I used to view life as divided into two different parts: the spiritual and the non-spiritual/mundane. The key to success in the Christian life, I thought, was to spend as much time as possible (ideally all time, if that were possible?) doing spiritual things, like reading my Bible, memorizing Scripture, studying, going to church. And I gave it my best effort.
There were times when my family would be watching Jeopardy and I'd be pacing the length of the backyard with a copy of Psalm 119 or the Sermon on the Mount. I wish that was just a bad joke, but it's the truth. I thought God was pleased with my evident holiness. I thought He smiled bigger on me because I was memorizing His Word while they were watching TV.
But there was this problem...I mean, if I'd read two chapters, I knew I could have always read two more. If I'd worked on my memorization for an hour, I could have worked for longer.
It was never enough. I desperately longed to worship God with my whole life, but what I thought that meant was almost impossible. So I cried when no one was watching, and put on my long-faced I've-got-it-all-together-and-I'm-so-holy look when everyone was watching. God felt distant. Up there. Not here. Not with me. I thought His attitude towards me was as changing as the level of my performance.
One day I discovered someone had put words to the struggle I'd experienced for so long - and then went on to share words of life and hope and freedom.
When you're used to wearing a mask, you are comfortable with compartmentalizing life. Mask-wearing good girls put worship in a slivered-up pie chart, dividing our lives into segments of importance. We assign percentages for work, service, prayer, school, exercise, PTA, meal planning, bill paying, dog walking, toilet cleaning, church, and rest (if we're lucky). But the woman who has freely received the abundance of truth from Jesus abides in that truth as her very life. In other words, the lines of the pie chart disappear, and worship covers the full circle. Free women respond with worship in everything. It is a natural outpouring of thankfulness and awareness of love and grace and truth. It isn't mustered up; it flows out.
We breathe in air and breathe out worship. We receive love and extend worship. We embrace children, offering worship. We comfort, we laugh, we mourn, we dance, we read, we dream, we exist - all worship. We pay the bills, we run on the treadmill, we enjoy a good movie, we make dinner, we welcome friends with open arms - worship, all worship. We send money and offer prayer and sit with a lonely neighbor, in Jesus' name. We wait for love, we long for home, we pour out our heart and hopes and fears and longing; we create with words and photos and colors and food, all beautiful acts of worship.

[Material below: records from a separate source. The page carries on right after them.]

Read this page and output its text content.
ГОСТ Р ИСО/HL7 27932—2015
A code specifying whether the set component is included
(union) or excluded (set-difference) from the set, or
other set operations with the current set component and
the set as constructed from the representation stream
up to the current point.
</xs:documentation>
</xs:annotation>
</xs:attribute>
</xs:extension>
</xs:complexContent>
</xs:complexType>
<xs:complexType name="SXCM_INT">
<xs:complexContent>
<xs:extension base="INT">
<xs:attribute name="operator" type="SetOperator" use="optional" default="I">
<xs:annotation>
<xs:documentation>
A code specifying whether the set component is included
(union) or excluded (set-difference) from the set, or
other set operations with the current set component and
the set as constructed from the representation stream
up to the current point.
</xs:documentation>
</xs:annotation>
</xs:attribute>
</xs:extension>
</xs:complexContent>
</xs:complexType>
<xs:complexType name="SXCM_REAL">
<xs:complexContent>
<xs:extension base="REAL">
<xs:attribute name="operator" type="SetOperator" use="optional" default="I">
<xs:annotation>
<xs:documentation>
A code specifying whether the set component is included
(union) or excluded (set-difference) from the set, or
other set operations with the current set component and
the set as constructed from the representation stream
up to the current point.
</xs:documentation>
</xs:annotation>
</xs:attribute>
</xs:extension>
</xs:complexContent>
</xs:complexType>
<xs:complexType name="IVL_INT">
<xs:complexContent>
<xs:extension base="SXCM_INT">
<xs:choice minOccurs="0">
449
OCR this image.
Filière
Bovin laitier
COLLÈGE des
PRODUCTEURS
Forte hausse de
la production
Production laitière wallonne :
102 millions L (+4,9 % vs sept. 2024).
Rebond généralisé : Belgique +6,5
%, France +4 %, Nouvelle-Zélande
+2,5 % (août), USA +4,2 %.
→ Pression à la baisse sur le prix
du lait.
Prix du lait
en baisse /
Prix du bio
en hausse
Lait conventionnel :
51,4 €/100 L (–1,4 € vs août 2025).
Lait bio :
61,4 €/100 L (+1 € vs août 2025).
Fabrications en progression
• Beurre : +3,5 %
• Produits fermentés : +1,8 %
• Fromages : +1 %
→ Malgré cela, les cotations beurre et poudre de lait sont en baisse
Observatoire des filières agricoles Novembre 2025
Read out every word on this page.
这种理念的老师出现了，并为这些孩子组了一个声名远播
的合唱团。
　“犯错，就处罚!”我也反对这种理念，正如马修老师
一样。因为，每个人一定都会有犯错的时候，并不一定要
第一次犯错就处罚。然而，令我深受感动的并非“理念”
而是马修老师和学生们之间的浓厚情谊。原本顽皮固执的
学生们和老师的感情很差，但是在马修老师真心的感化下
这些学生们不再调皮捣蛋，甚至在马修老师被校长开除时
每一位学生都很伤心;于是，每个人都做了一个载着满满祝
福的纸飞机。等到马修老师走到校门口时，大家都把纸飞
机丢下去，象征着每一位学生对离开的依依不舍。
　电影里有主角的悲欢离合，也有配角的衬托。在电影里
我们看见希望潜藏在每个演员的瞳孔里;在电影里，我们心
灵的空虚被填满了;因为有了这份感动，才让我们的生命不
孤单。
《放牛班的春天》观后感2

But we don't call it that.
We call those things living. But when the Spirit of the living God lives inside of you, then your living is also your worship. What else would it be? (Emily Freeman, "Grace for the Good Girl")
It shouldn't have been rocket science, I know - that the source of true worship is God's Spirit living in me, not the things I do.
Sometimes it's the simplest of truths that can be the most revolutionary -
Grace means the whole of my living really can be worship.